第210話

「カンパーイ!」

 今日は服部隼人初勝利記念の同期会。関東から火浦光成と福留雄二も駆け付けた。皆、20歳の誕生日を迎えたため酒類も解禁された。

「隼人、隼人よかったなあ~!」

「ははは!本当本当!」

 火浦は泣き上戸らしく、酒が入って泣き崩れている。反対に、福留は笑い上戸でその二人に挟まれた服部は大変そうだが嬉しそうだ。

「全く、良い馬をあげたわよね」

「そうだね!」

 霧生かなめはもう何度目かもわからない呆れのため息を吐いて能天気な友人、御蔵まきなを見る。気前がいいのは美徳なのだが。

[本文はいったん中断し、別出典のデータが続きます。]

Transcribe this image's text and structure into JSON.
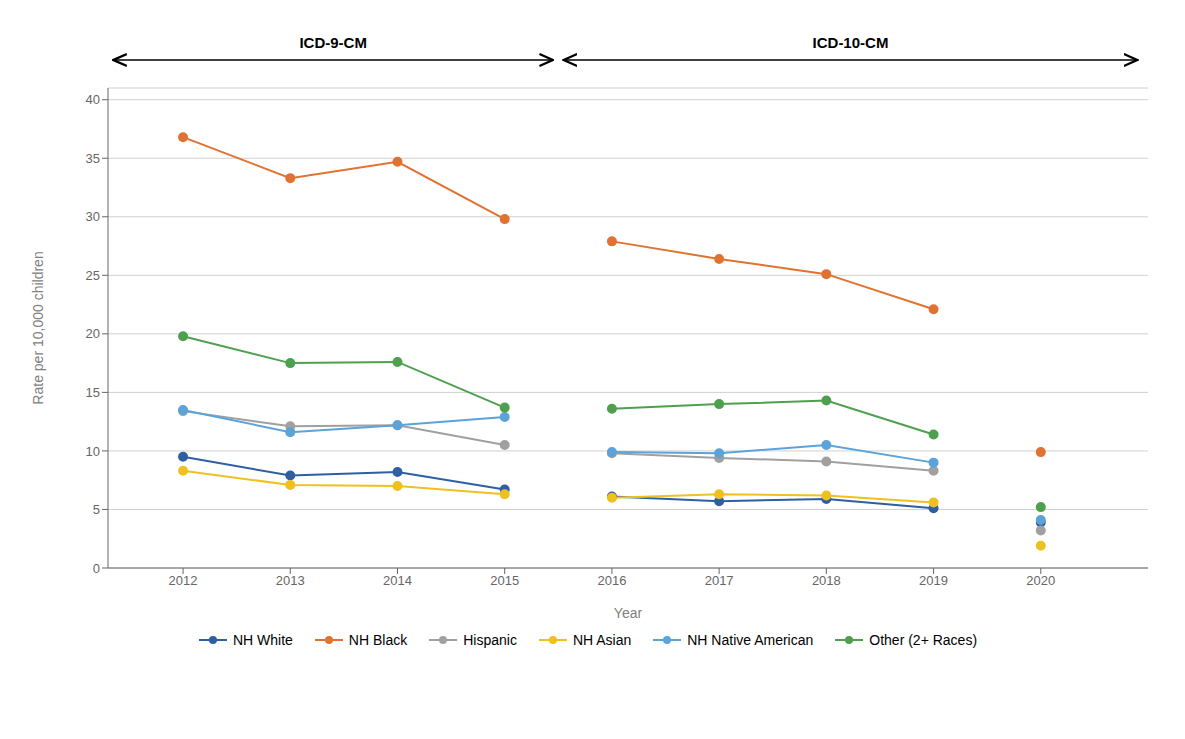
{
  "chart_data": {
    "type": "line",
    "xlabel": "Year",
    "ylabel": "Rate per 10,000 children",
    "xlim": [
      2011.3,
      2021.0
    ],
    "xticks": [
      2012,
      2013,
      2014,
      2015,
      2016,
      2017,
      2018,
      2019,
      2020
    ],
    "ylim": [
      0,
      41
    ],
    "yticks": [
      0,
      5,
      10,
      15,
      20,
      25,
      30,
      35,
      40
    ],
    "grid": true,
    "legend": "bottom",
    "annotations": [
      {
        "text": "ICD-9-CM"
      },
      {
        "text": "ICD-10-CM"
      }
    ],
    "series": [
      {
        "name": "NH White",
        "color": "#2E5FA3",
        "marker": "circle",
        "segments": [
          {
            "x": [
              2012,
              2013,
              2014,
              2015
            ],
            "values": [
              9.5,
              7.9,
              8.2,
              6.7
            ]
          },
          {
            "x": [
              2016,
              2017,
              2018,
              2019
            ],
            "values": [
              6.1,
              5.7,
              5.9,
              5.1
            ]
          },
          {
            "x": [
              2020
            ],
            "values": [
              3.9
            ]
          }
        ]
      },
      {
        "name": "NH Black",
        "color": "#E07232",
        "marker": "circle",
        "segments": [
          {
            "x": [
              2012,
              2013,
              2014,
              2015
            ],
            "values": [
              36.8,
              33.3,
              34.7,
              29.8
            ]
          },
          {
            "x": [
              2016,
              2017,
              2018,
              2019
            ],
            "values": [
              27.9,
              26.4,
              25.1,
              22.1
            ]
          },
          {
            "x": [
              2020
            ],
            "values": [
              9.9
            ]
          }
        ]
      },
      {
        "name": "Hispanic",
        "color": "#A0A0A0",
        "marker": "circle",
        "segments": [
          {
            "x": [
              2012,
              2013,
              2014,
              2015
            ],
            "values": [
              13.4,
              12.1,
              12.2,
              10.5
            ]
          },
          {
            "x": [
              2016,
              2017,
              2018,
              2019
            ],
            "values": [
              9.8,
              9.4,
              9.1,
              8.3
            ]
          },
          {
            "x": [
              2020
            ],
            "values": [
              3.2
            ]
          }
        ]
      },
      {
        "name": "NH Asian",
        "color": "#F0C020",
        "marker": "circle",
        "segments": [
          {
            "x": [
              2012,
              2013,
              2014,
              2015
            ],
            "values": [
              8.3,
              7.1,
              7.0,
              6.3
            ]
          },
          {
            "x": [
              2016,
              2017,
              2018,
              2019
            ],
            "values": [
              6.0,
              6.3,
              6.2,
              5.6
            ]
          },
          {
            "x": [
              2020
            ],
            "values": [
              1.9
            ]
          }
        ]
      },
      {
        "name": "NH Native American",
        "color": "#5BA3D9",
        "marker": "circle",
        "segments": [
          {
            "x": [
              2012,
              2013,
              2014,
              2015
            ],
            "values": [
              13.5,
              11.6,
              12.2,
              12.9
            ]
          },
          {
            "x": [
              2016,
              2017,
              2018,
              2019
            ],
            "values": [
              9.9,
              9.8,
              10.5,
              9.0
            ]
          },
          {
            "x": [
              2020
            ],
            "values": [
              4.1
            ]
          }
        ]
      },
      {
        "name": "Other (2+ Races)",
        "color": "#4EA04E",
        "marker": "circle",
        "segments": [
          {
            "x": [
              2012,
              2013,
              2014,
              2015
            ],
            "values": [
              19.8,
              17.5,
              17.6,
              13.7
            ]
          },
          {
            "x": [
              2016,
              2017,
              2018,
              2019
            ],
            "values": [
              13.6,
              14.0,
              14.3,
              11.4
            ]
          },
          {
            "x": [
              2020
            ],
            "values": [
              5.2
            ]
          }
        ]
      }
    ]
  }
}
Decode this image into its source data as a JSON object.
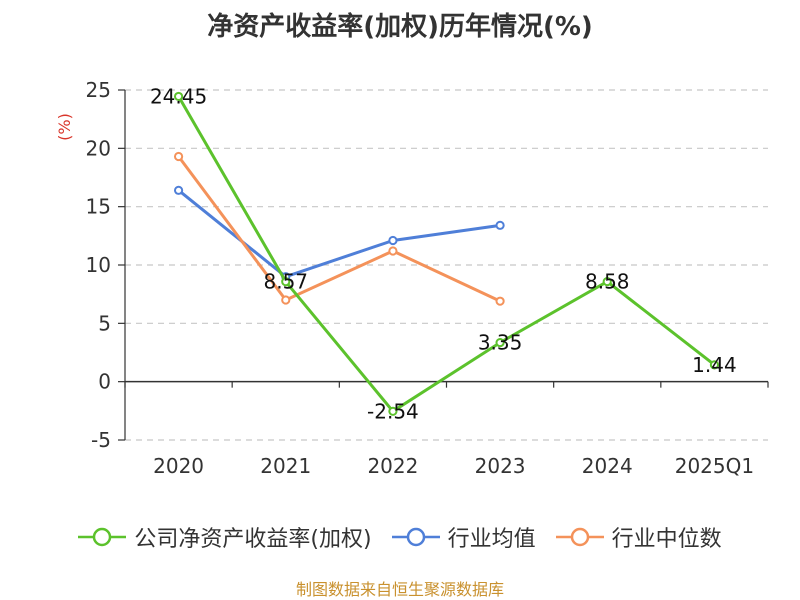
{
  "chart_data": {
    "type": "line",
    "title": "净资产收益率(加权)历年情况(%)",
    "ylabel": "(%)",
    "xlabel": "",
    "ylim": [
      -5,
      25
    ],
    "yticks": [
      -5,
      0,
      5,
      10,
      15,
      20,
      25
    ],
    "categories": [
      "2020",
      "2021",
      "2022",
      "2023",
      "2024",
      "2025Q1"
    ],
    "grid": true,
    "legend_position": "bottom",
    "series": [
      {
        "name": "公司净资产收益率(加权)",
        "color": "#5cc22c",
        "values": [
          24.45,
          8.57,
          -2.54,
          3.35,
          8.58,
          1.44
        ],
        "labels": [
          "24.45",
          "8.57",
          "-2.54",
          "3.35",
          "8.58",
          "1.44"
        ]
      },
      {
        "name": "行业均值",
        "color": "#4f7fd8",
        "values": [
          16.4,
          9.0,
          12.1,
          13.4,
          null,
          null
        ]
      },
      {
        "name": "行业中位数",
        "color": "#f4925a",
        "values": [
          19.3,
          7.0,
          11.2,
          6.9,
          null,
          null
        ]
      }
    ]
  },
  "source": "制图数据来自恒生聚源数据库"
}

「だからって、なんでもホイホイあげて良いもんじゃないでしょ」

「そうだね?」

「ホントにわかってる?」

「わかってるよ!」

 失礼な!と手をブンブンさせている。彼女にだって譲れないモノは一応あるのだが。

「にしても、楽しそうね。あっち」

「そうだね。あの2人は自分たちが早く出世しちゃったから」

「ある意味、あたしに対するまきなと同じなわけだ?」

「うん。本当にそうなんだと思う。去年の春頃の福留くん、本当にさみしそうだった」

 自分もさみしかった。せっかく、同じ栗東で近い厩舎に配属されたのにいつしか2人とは話もできない関係になっていた。男たちはそういう関係ではないにせよ、服部を誘いづらかっただろう。

「悪かったわよ。でも、これからは大丈夫そうね」

「うん。本当に良かった」

 本当に良かった。この言葉に尽きる。登録ミスや負傷降板。運命のいたずらに感謝するしかない。

「よし、私もお酒を飲もうかな!」

「えぇ?寮まで介抱するの嫌よ?」

「なんで私が介抱される前提なのさ!?」

 その後、まきなは辛うじて一人で歩いて帰れた夜は更けて行った。


 2月になって、先月6勝を挙げた服部はフィエルテに騎乗してきさらぎ賞へと駒を進めていた。

「じゅ、重賞・・・」

「まきなっていきなりこういうことするの、サドなのかしら?」

 隣にはきさらぎ賞には出ないが第9レースなどに乗鞍があるかなめ。初重賞に緊張しきりの同期を慮り、たまに突然、盛大に配慮が足りなくなると感じるところの友人を非難している。

「いいんだ霧生・・・俺が勝手に緊張してるだけだ」

「でもねえ、隼人。あの子は言わないと本当にわかんない子だから」

「俺はここを勝って、男になりたい」

 下を見ていた服部はぐっと前を見た。ここまで引き立ててもらったのだから、結果で応えなければ仕方ない。やってやる、とムチを握り締めた。